Edie stopped peeling.
“No! Absolutely not!”
Knowing why she told the lie, but not altogether certain why she suddenly wanted to tell the truth, Edie abandoned the orange and got up from the table.
Maybe she was sick and tired of going to bed with men under false pretenses.
Slowly, trying to collect her thoughts, she paced back and forth in front of the divided twin mattresses. Out of the corner of her eye, she noticed Caedmon finishing off the last dregs of his port wine.
She stopped pacing. Turning toward him, she said, “Were they still alive, there’s not a single member of my family that I would be proud to introduce to you. I just . . . I just wanted a normal, sane, loving family. Was I so wrong in wanting that?”
Caedmon shook his head. “It is what we all long for.” “Yeah, it is, isn’t it? But those weren’t the cards I was given.” Realizing how canned and melodramatic that
sounded, she decided to just stick to the facts. No emotion. No drama-queen theatrics.
“Okay, here it is. The unedited version of the story is that my mother, Melissa, was addicted to heroin, and bad men, and playing the state lottery. And just so you don’t jump to the conclusion that she was a horrible person, it wasn’t completely her fault. She grew up in a very repressive fundamentalist household. Unfortunately, she fell in love with a Jewish boy in her geometry class. Pops didn’t approve. So he kicked her out of the house. She was sixteen years old.”
“I take it the ill-fated lover is your father?”
Edie derisively snorted. “Hmph! Don’t I wish.”
Wished because maybe her childhood would have unfolded differently had Jacob Steiner been her father.
“According to my mother, there was a freak car accident. A strong wind gust caused the vehicle to swerve into a tree. Jacob died; she survived.”
“Is that when your mother turned to drugs?”

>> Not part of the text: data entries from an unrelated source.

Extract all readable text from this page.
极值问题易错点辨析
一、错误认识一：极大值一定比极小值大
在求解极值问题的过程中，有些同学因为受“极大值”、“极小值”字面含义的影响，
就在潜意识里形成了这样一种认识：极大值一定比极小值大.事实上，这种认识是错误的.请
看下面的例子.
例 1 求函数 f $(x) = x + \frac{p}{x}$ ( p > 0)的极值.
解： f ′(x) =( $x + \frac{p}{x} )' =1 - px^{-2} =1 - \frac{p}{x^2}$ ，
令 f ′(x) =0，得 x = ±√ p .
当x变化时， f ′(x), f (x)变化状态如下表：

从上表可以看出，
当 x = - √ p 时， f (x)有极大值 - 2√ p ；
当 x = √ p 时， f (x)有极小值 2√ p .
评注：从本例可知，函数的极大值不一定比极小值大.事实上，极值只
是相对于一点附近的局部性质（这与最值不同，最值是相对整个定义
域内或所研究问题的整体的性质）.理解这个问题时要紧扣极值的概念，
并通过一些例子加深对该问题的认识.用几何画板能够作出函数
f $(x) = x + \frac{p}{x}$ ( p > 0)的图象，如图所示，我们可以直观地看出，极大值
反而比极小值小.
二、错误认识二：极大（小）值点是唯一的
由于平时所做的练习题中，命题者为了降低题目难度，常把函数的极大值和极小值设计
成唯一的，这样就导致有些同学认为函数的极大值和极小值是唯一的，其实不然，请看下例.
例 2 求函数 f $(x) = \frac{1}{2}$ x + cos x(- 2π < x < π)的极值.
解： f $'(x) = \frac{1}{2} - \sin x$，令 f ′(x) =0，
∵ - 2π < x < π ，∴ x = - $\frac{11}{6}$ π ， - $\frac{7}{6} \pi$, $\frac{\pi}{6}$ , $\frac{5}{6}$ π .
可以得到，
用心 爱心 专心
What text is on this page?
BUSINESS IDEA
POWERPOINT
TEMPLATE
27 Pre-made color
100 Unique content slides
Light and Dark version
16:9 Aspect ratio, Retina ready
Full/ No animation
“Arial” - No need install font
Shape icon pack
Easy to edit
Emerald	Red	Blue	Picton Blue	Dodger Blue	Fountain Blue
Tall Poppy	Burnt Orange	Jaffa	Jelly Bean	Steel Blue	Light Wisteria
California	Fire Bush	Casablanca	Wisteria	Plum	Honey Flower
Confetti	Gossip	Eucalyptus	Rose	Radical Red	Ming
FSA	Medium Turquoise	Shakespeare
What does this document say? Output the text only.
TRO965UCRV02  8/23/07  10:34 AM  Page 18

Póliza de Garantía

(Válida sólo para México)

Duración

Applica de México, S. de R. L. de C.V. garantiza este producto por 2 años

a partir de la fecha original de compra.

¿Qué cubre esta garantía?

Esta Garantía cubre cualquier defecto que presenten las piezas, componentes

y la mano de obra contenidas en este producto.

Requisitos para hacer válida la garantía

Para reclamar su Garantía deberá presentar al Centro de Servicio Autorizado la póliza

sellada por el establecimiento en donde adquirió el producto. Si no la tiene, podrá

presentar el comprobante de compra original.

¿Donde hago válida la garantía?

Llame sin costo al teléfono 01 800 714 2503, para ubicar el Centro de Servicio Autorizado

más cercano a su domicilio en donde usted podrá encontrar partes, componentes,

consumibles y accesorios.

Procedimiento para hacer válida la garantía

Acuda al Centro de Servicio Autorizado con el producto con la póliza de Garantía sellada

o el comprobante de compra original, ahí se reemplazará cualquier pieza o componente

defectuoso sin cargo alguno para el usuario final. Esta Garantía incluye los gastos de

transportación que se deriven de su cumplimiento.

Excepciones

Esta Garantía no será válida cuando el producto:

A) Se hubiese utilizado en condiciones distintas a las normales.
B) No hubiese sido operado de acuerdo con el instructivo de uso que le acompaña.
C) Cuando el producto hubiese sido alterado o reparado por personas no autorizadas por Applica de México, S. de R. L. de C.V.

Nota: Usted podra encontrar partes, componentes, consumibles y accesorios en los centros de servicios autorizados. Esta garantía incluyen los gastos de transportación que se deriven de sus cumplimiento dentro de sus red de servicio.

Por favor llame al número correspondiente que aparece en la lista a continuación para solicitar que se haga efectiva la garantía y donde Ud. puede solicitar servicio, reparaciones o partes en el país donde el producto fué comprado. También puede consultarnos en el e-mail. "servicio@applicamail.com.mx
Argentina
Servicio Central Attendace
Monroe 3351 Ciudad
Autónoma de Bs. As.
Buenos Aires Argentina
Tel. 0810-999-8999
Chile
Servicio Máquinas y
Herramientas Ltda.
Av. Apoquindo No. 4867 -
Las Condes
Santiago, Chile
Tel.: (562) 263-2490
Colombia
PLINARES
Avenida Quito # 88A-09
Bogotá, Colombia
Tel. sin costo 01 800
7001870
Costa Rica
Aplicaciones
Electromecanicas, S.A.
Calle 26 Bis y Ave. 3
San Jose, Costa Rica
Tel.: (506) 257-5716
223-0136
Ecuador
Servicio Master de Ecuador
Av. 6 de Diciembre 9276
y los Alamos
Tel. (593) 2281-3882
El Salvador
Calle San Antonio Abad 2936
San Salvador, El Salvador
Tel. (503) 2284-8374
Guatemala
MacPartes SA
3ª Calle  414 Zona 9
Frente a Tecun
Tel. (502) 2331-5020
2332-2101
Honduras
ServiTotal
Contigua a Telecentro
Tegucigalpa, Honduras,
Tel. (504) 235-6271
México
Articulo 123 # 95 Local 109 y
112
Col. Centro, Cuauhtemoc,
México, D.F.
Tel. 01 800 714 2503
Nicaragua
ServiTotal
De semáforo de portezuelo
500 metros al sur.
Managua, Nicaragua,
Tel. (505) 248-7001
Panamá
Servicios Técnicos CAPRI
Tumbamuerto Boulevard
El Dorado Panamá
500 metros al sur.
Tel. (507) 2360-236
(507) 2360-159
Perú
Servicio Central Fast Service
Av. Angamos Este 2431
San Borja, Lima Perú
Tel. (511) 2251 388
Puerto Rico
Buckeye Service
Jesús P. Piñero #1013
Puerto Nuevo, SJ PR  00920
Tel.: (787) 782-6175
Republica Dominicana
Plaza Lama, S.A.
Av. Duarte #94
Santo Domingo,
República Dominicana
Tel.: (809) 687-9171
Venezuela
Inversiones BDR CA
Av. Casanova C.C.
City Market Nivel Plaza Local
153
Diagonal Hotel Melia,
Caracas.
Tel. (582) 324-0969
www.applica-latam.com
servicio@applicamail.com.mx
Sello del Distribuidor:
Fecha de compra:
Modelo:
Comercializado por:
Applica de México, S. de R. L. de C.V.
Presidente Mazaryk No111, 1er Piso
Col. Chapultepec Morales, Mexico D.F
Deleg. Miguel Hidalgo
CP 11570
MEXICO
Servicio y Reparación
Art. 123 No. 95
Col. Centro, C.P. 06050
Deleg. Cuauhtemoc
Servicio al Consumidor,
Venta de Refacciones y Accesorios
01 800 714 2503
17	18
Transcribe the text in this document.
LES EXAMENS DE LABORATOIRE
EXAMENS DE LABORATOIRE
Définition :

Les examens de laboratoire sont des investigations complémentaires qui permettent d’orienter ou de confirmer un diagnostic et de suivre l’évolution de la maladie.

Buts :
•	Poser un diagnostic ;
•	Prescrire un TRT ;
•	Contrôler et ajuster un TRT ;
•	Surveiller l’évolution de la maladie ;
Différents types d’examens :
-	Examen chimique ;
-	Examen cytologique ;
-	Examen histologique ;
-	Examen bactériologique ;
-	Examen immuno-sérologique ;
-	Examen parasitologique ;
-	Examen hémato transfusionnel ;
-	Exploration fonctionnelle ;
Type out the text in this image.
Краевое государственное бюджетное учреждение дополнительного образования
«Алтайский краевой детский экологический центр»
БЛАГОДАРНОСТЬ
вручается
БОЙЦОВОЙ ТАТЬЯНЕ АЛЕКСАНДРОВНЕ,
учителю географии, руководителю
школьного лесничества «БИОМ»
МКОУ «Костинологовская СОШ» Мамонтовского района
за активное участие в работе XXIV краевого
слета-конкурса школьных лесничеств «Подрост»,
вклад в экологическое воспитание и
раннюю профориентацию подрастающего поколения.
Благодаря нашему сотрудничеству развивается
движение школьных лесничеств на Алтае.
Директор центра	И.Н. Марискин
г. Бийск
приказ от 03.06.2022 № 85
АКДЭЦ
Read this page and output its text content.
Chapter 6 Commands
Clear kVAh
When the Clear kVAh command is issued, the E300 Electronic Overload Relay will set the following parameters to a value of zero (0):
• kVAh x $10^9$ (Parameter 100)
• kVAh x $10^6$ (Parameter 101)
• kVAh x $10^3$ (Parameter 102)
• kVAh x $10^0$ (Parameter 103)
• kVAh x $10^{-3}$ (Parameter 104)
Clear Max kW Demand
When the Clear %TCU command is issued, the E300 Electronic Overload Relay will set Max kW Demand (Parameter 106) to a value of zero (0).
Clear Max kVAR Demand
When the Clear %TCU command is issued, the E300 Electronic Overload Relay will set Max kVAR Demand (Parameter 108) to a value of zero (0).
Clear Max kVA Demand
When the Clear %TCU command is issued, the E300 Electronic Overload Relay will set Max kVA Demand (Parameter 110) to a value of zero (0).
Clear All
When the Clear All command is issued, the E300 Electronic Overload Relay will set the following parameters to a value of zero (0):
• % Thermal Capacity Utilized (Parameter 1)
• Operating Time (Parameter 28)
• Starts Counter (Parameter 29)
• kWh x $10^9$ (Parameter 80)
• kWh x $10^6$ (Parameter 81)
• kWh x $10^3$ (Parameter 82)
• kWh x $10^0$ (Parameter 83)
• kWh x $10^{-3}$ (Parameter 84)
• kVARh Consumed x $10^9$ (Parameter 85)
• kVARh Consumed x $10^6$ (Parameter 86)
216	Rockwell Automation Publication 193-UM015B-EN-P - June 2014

Edie nodded. “The grief nearly did her in. At least that’s the excuse she gave for not being able to pull it together. Oh, every now and again, she’d clean up her act. In fact, she cleaned up real good. But then”—Edie snapped her fingers—“just like that, she’d start to reek of stale beer and vomit.”
Which was about the same time that strange men started to show up, the thin walls of the trailer doing little to muffle the grunts and groans.
“I suppose I should mention at this juncture that my mother had no idea who fathered me. She thought it might have been ‘the guy with the Harley.’” Using her fingers, Edie made a pair of air quotes. “But mind you, that’s mere speculation.”
Having just confessed to being illegitimate, Edie stared at the worn carpet beneath her feet. She could only imagine what Caedmon thought of her bio. He probably hailed from a snooty English household. Something straight out of The Forsyte Saga.
“It sounds as though your mother led a tragic life,” he quietly remarked.
“Try tragically flawed. Anyway, it wasn’t a long life. She overdosed on her twenty-eighth birthday. I found her sprawled on the floor of our trailer, the Allman Brothers song ‘Sweet Melissa’ playing on a secondhand tape recorder. They say that only the good die young, but—” She waved away the thought. “Never mind. I’m not really sure where I was going with that.” She sat down on the edge of the bed, suddenly very tired.